Oireachtas Joint and Select Committees
Wednesday, 9 October 2024
Joint Oireachtas Committee on Agriculture, Food and the Marine
National Dialogue on Women in Agriculture: Discussion
5:30 pm
Dr. Maura Farrell:
I thank Deputy Nolan very much for her good wishes regarding our FLIARA project. Of course, the overshadowing of women in agriculture the Cathaoirleach Gníomhach mentioned has been there for many years. However, I believe we are moving forward. We have made up a lot of ground as regards women being part of the CAP strategic plan. It is part of what the Commission is driving forward at the moment. We have got great hearings from the Commission on the work we are doing. Some of the proposals included in the CAP strategic plan are quite technical. There is a strong possibility that areas including mentorship and networking may be included in the CAP strategic plan the next time around. What is most important is that we get these measures evaluated. In evaluating, we see whether they have worked.
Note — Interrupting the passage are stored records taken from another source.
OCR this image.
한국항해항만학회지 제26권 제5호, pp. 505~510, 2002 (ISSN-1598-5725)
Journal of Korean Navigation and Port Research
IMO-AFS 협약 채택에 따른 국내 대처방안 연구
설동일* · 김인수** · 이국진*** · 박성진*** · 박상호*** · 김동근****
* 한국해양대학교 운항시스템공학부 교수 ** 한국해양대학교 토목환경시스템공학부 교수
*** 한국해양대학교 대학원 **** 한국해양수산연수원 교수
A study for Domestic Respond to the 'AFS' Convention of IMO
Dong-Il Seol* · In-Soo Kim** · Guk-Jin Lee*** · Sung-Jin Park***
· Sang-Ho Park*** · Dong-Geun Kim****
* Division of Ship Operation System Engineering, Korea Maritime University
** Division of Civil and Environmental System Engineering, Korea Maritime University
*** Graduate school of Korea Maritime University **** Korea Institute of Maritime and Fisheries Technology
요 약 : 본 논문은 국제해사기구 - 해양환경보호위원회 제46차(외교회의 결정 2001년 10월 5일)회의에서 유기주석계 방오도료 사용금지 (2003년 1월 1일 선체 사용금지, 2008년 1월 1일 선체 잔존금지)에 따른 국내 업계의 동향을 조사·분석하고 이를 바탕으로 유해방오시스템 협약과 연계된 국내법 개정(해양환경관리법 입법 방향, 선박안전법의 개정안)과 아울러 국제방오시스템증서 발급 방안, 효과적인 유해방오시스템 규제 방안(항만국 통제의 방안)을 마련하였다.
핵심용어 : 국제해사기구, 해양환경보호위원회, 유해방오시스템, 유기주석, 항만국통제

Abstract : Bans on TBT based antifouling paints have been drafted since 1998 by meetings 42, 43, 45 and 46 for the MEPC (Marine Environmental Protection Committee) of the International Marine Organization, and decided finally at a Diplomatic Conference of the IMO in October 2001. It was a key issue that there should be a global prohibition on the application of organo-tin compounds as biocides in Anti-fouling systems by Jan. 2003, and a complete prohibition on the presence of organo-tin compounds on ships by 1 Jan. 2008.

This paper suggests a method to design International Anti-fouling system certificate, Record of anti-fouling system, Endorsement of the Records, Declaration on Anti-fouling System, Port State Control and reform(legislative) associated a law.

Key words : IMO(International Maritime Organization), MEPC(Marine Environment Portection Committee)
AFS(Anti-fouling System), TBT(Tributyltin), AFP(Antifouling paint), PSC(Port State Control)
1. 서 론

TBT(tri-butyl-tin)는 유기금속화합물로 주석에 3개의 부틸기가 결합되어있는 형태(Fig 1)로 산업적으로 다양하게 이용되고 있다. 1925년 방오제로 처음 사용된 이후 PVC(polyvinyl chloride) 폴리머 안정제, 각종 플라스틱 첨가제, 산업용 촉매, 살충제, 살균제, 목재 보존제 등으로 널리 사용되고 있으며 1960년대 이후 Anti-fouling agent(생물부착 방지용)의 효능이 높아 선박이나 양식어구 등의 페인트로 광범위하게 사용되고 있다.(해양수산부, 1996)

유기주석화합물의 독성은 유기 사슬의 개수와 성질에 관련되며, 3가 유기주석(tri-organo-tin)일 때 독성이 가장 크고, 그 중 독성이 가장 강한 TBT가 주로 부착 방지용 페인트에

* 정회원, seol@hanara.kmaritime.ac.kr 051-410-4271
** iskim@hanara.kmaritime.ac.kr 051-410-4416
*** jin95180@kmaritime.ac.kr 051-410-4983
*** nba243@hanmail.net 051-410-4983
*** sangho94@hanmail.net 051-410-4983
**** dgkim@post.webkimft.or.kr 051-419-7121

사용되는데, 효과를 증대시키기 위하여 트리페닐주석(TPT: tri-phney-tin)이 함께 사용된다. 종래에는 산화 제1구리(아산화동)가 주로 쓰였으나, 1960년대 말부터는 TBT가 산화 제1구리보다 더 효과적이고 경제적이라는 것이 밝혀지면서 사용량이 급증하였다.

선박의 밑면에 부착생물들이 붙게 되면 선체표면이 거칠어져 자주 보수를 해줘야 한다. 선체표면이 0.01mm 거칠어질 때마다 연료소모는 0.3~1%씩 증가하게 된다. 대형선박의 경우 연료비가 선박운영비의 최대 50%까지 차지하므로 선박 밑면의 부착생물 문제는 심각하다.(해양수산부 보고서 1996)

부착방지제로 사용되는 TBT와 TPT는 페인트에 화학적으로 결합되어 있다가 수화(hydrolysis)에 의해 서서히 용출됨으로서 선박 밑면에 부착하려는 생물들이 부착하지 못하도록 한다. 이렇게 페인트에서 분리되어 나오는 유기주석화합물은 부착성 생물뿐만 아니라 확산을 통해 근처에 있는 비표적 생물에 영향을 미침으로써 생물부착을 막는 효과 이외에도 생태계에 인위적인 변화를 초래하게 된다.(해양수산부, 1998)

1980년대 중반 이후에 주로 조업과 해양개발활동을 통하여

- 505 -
We should not turn around and throw out the same number and type of measures in the next CAP without having had them evaluated to see whether they have had an impact on the ground as regards women in those spaces.
There is something else that becomes important for us. For many years, we have said that creating or devising policy in the absence of clear research or data can be very dangerous. We need to make sure there is solid data in respect of what is happening on the ground and in the CAP strategic plans in respect of women, where women are feeding in, where they are strongest, where they are weakest and where we need to keep going with this. Having that data makes our job, as researchers in a university, easier. Once we have that data, we can come forward. Researching those ideas, the barriers and what works becomes very important. We must make sure that we do not roll out the same measures without proper evaluation. That is very important.
We commend the Department of agriculture for getting this in there. Only two countries in Europe have included measures in the CAP strategic plan in respect of gender and women. We commend the Department for doing that. We must also make sure that it maintains that momentum into the future and does not just see this as something that needs to be rolled out because of a directive from the Commission. It must be something that stays on the agenda and that we bring from lower education, through secondary education and into third level education. Women must be seen not just as part of farming, but as part of the wider agricultural community. There is a wider agricultural jobs agenda that women can also get involved in. It is very important that the Department be allowed to drive that with research and with changes in policy.